A Look on the Lighter Side: Newspaper person with no nose for news

Judy Epstein

Working in and around journalism for more than 30 years, I’ve learned a few things.  

One is that there is no substitute for having a “nose for news.”  Another is that I don’t have one. 

Of course, I didn’t know either of these crucial facts when I took one of my first jobs after college, writing news for a local TV station’s Sunday night broadcast.  

The toughest part of my day was watching all the weekend talk shows and choosing a newsworthy excerpt for the evening news — a soundbite. 

You might think it would be simple — “You’re just watching TV, Judy!” — but every week I would watch all the network programs all the way through, taking voluminous notes, then going over them, trying desperately to decide which tiny bit to tell the producer to use. 

There was only one time I found it easy.
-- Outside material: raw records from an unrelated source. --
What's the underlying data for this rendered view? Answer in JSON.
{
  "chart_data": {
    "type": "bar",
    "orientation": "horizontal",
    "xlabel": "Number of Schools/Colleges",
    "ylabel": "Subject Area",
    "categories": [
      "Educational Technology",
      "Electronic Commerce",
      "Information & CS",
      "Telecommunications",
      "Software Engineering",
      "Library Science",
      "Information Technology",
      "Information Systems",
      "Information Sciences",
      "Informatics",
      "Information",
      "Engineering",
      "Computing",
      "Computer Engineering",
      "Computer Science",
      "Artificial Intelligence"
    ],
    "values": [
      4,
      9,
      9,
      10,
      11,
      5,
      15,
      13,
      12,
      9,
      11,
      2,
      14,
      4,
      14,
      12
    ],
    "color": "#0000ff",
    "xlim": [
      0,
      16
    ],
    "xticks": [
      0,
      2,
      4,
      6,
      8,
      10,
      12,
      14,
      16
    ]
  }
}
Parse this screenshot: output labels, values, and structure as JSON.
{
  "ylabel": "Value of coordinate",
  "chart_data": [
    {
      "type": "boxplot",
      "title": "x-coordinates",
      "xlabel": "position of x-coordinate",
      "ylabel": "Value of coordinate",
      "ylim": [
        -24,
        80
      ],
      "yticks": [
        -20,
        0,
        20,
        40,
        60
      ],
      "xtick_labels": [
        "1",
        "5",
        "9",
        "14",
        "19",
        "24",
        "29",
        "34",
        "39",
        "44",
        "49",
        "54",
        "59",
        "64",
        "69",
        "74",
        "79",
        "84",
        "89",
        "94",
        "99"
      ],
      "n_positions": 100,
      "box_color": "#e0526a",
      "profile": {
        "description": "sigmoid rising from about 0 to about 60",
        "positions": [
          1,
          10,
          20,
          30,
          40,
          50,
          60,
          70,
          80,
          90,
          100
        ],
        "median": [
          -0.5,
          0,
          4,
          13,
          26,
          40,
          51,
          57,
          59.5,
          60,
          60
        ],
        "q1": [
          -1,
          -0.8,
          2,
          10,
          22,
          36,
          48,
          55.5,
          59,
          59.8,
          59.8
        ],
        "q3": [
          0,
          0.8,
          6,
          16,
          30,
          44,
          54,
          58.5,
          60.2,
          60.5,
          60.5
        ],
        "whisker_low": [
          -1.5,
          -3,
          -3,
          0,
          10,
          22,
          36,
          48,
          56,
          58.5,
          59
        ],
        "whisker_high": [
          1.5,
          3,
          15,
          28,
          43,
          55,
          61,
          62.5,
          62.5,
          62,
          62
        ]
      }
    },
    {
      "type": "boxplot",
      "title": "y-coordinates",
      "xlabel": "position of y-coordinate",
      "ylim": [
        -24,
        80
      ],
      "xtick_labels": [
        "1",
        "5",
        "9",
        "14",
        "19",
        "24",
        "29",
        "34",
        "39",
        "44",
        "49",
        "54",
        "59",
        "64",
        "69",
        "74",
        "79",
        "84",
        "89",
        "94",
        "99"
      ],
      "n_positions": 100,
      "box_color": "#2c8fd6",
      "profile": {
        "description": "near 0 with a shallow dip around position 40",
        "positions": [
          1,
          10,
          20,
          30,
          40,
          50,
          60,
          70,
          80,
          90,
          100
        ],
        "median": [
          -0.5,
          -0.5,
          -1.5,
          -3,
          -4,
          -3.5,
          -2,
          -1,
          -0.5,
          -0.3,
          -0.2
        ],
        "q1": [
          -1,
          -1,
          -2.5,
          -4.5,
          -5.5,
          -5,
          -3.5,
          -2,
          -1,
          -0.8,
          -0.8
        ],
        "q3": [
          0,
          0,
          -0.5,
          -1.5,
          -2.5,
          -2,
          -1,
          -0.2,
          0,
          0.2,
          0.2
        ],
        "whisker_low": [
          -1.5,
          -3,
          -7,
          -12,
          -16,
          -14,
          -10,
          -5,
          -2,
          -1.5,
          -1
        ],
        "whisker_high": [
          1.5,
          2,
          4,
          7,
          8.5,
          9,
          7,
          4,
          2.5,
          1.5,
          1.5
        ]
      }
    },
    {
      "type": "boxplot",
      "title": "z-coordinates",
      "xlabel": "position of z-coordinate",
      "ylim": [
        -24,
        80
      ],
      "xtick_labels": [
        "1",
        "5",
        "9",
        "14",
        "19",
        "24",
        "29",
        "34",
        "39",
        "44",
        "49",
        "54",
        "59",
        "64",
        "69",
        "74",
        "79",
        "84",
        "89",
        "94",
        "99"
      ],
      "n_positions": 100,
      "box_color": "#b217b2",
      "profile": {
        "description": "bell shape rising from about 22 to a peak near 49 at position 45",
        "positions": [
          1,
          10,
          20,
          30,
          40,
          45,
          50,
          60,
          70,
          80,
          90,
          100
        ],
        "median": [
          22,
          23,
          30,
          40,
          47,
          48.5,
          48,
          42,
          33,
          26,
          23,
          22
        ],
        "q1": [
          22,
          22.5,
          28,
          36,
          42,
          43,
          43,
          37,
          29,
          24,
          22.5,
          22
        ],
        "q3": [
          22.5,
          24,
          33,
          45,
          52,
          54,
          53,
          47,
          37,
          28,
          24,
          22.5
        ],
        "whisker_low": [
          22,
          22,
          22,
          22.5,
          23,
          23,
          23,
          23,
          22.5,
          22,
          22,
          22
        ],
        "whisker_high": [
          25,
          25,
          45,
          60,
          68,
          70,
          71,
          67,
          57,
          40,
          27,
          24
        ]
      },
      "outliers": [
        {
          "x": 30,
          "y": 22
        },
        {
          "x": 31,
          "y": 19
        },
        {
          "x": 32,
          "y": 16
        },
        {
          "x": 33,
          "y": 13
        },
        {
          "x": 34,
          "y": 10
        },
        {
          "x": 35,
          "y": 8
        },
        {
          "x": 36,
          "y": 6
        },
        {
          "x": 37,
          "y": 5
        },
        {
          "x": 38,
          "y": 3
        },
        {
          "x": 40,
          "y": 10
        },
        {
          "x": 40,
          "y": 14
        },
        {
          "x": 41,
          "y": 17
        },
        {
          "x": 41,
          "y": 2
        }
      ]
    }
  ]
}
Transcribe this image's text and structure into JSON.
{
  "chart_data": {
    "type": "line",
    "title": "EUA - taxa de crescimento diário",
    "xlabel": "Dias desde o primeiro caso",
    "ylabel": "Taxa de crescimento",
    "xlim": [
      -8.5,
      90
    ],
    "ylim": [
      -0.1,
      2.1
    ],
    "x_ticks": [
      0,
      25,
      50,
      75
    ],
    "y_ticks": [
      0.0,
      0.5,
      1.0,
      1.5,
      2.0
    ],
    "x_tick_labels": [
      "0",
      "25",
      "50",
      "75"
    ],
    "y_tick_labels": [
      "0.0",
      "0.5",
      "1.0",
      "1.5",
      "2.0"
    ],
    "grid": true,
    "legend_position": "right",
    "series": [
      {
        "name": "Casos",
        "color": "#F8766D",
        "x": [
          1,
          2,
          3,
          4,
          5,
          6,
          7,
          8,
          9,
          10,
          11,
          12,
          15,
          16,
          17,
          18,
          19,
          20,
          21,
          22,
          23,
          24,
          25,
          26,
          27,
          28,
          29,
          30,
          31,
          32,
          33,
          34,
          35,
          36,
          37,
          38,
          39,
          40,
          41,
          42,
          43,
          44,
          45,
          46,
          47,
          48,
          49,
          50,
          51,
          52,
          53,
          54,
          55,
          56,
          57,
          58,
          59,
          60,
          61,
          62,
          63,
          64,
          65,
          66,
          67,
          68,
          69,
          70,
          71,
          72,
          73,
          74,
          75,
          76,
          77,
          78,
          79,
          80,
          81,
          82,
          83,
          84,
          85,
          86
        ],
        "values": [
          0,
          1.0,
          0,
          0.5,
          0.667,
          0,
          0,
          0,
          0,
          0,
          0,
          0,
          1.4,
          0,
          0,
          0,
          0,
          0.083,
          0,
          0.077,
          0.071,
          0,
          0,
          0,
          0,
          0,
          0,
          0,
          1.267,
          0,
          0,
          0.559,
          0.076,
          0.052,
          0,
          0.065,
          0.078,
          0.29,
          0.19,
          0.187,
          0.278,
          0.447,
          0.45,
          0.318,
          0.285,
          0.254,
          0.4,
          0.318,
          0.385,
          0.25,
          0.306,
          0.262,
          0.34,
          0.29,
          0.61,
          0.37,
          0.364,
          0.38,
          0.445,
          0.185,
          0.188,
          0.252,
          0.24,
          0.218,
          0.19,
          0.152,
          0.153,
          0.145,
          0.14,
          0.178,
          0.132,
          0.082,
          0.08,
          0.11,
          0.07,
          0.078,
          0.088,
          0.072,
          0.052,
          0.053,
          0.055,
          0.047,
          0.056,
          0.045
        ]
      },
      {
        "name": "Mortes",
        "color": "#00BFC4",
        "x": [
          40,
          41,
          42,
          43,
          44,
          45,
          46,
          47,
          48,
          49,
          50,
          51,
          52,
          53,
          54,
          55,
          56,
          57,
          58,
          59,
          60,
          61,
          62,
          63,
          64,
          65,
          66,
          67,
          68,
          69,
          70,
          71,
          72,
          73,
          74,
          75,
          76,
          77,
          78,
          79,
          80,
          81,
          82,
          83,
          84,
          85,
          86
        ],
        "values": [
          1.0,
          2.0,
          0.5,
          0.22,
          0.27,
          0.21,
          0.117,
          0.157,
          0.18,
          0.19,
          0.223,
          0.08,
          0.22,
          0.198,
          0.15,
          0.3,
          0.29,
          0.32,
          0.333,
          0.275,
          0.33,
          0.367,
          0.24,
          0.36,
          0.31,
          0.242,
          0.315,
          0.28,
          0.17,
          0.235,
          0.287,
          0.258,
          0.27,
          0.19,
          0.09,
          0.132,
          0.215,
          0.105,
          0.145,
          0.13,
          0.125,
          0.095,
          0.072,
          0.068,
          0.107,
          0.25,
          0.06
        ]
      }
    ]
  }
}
That was when one of the other news writers, walking by, glanced at the show I was watching and blurted out “Wait! He actually said that?” 

A little startled, I responded, “Oh, so that’s important, then? Thanks for the tip!”

Thinking back, there may have been some earlier hints of trouble, when I was a kid. 

For instance, I was the only kid I knew who was reading a book instead of watching TV when Apollo 11 made its historic moon landing.  

Oh, I meant to watch it, that night;  I’d even settled myself down in front of the television set, with the rest of my family, prepared to watch history in the making. 

But after what felt like hours of squinting at shifting fields of black and white static, I finally gave up and went back to my room, to read.  

So of course, that’s when Neil Armstrong and Buzz Aldrin finally touched down. 

Even when I think I’m relaxing, my guardian devil turns out to be hard at work. Take the time I watched some musician perform on “Saturday Night Live.” 

At least, I tried to watch, but whatever she was doing didn’t sound very musical to me, so I left the room. 

When I came back, there seemed to be some kind of litter all over the stage.  But I still didn’t think anything of it. Not until the next day, when all anybody could talk about was how Sinead O’Connor had ranted about Pope John Paul II being “evil” and torn up his picture, live, on national TV. 

I had missed it all.

Indeed, if I have one gift, I’d have to say it’s for being in the ladies’ room when anything of importance is going on.

Take the time a friend of mine, a jazz musician, took my roommate and me to New York City, to a Greenwich Village club where he was playing.  

I listened to the first few numbers, taking care to applaud in all the right places (which in jazz turns out to be during, as well as after, each song). But I soon realized I was no big fan of jazz, so after the first two pieces, or maybe it was three, I excused myself and went to the ladies’ room. 

I slipped back into my seat just as the applause was dying down. I was even congratulating myself on timing my absence rather well, until my roommate turned to me and said, “I’m so jealous! Did you know he was going to do that?” 

“Um, do what?”

“Judy, he just dedicated the whole last set to you!  Don’t tell me you weren’t even in the room?” 

So I didn’t tell her. 

Clearly, the only way I’ll ever spot a breaking news story is if it breaks out in the ladies’ room.  Even then, with my luck, I will no doubt have blundered into the men’s room instead.

But I do have something good to report. I may, at last, be learning to live with my “disability.”

Last weekend, my husband and I went with friends to a movie.  

Just as the film was building to its thrilling conclusion, the room went dark.  We sat there, waiting for the projectionist to fix whatever had broken, so the picture could resume.  

But nothing happened.

“This is outrageous!” I cried, leaping to my feet and storming out.  I meant to find that projectionist and give him or her a piece of my mind.  But first … I had to go to the bathroom.

By the time I got back, the film had resumed, and finished, and credits were rolling.  

My friends were impressed. 

“What did you do?” they wanted to know. 

“Oh, nothing much,” I replied, humbly.  “It’s a gift.”